The children of the late chief’s first wife, Tapyatin Talai, have accused the MP of trying to grab a 30-acre piece of land located near Moi University Main Campus.
The land is said to have been given to Ms Eunice Kigen, wife of Mr Talai’s son, Francis, who died in 2001. The land is part of the 1600-acre land that belongs to the chief who died in 2012.
Trouble started on Saturday when Mr Sudi arrived at the farm accompanied by a group of youth, who removed signposts erected on the farm indicating that it was not for sale.
“On Friday last week, we spotted some people surveying the land. When my brother and I asked them what they were doing there, they said they were sent by Mheshimiwa Sudi. However, we told them that the Talai land was not for sale,” said Ms Nancy Jepkurui, the chief’s daughter.
“The following day, Sudi came with more than 20 people and tried to pull down these signposts,” she added.
She said they demanded that the MP shows them ownership documents if indeed he had bought the land.
“Let him show us any documents and the person/s who consented to the sale of the property because as a family, we are not aware of any transaction,” she told Nation.
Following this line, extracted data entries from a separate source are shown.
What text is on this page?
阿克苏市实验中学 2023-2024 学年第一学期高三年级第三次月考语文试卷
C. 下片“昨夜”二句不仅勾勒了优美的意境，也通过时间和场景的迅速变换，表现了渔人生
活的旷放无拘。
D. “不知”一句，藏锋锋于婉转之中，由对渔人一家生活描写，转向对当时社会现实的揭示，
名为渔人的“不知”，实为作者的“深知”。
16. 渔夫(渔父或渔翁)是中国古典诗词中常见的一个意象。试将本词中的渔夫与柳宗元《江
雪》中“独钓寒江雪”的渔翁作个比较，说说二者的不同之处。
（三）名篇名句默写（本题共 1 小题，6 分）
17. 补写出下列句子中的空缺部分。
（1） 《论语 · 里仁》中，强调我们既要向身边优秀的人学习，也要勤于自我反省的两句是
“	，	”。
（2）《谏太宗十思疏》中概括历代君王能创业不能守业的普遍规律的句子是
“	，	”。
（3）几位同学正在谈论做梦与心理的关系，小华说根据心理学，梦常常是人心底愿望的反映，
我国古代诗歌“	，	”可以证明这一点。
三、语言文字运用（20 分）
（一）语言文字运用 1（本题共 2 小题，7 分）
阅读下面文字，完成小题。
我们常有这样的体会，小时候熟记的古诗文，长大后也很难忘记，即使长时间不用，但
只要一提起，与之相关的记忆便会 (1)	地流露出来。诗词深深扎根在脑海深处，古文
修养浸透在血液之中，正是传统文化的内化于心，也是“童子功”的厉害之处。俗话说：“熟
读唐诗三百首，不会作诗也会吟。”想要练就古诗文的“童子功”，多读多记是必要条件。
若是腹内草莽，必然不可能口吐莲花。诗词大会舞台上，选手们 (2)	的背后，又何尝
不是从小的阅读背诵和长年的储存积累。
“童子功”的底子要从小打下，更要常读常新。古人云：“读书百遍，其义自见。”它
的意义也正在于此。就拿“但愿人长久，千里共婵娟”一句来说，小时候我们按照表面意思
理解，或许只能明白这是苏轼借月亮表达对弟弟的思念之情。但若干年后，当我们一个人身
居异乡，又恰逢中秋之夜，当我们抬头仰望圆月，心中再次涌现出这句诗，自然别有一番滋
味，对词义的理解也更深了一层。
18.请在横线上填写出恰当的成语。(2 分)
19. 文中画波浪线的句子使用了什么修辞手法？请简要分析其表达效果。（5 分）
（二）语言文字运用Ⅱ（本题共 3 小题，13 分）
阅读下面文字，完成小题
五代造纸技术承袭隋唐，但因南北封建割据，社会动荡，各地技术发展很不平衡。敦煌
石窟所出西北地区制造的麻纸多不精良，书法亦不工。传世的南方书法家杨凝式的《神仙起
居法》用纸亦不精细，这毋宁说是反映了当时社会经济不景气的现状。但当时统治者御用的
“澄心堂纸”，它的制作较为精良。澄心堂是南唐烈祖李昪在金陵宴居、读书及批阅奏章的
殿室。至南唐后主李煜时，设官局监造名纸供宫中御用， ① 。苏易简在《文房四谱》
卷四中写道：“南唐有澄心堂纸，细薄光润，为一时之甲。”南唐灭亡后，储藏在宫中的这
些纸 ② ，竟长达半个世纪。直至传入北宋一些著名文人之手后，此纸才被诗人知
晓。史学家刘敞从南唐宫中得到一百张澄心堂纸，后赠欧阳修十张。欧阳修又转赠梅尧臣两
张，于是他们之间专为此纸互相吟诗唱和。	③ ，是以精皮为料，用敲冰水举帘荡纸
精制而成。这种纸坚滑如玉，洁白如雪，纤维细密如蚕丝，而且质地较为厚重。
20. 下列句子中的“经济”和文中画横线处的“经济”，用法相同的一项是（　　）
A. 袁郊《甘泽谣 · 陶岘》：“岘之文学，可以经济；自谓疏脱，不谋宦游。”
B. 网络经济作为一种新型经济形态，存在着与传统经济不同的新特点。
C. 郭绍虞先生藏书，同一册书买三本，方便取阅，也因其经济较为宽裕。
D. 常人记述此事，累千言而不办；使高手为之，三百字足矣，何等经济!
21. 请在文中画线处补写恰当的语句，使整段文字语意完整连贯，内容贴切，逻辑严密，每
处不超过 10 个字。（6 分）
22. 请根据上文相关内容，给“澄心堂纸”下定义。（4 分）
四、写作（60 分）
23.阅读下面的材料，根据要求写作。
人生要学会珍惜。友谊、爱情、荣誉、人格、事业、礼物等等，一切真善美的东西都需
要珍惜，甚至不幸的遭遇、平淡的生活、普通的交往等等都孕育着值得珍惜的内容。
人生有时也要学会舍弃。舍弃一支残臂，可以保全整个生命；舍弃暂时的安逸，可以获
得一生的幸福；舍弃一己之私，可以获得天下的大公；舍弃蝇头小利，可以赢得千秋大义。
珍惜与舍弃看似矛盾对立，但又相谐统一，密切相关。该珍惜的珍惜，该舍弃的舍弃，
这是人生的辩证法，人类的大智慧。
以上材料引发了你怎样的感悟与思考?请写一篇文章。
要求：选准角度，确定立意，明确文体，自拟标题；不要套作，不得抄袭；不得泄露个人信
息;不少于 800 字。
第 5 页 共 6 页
She vowed that they will not allow the MP to take the land through fraudulent means. The MP did not respond to the Nation’s inquiries.
His lawyer Richard Cheruiyot, however, said the MP had entered an agreement with Ms Eunice to lease the land and in turn settle debts of Mr Francis’ family as well as pay school fees for his children, who are in the university.
He said they also agreed that when the succession case is concluded, Ms Eunice would sell the land for the amount the MP would have spent on them.
The lawyer added that when the MP started paying the fees, he requested to be shown where to till. But when this happened, Mr Francis’ siblings accused him of trying to use unscrupulous means to grab the land.
Yesterday, Ms Eunice confirmed entering an agreement with the MP. She said the MP would lease the 30 acre-piece for 10 years and that she would sell to him a portion to recover the money he spends on her family.
But Ms Nancy wondered how her sister-in-law had agreed to lease the land and enter into a sale agreement despite a succession case pending and a caveat placed on the land by the court.
The succession case before Eldoret High Court judge Stephen Kibunjia involves the two widows of the chief.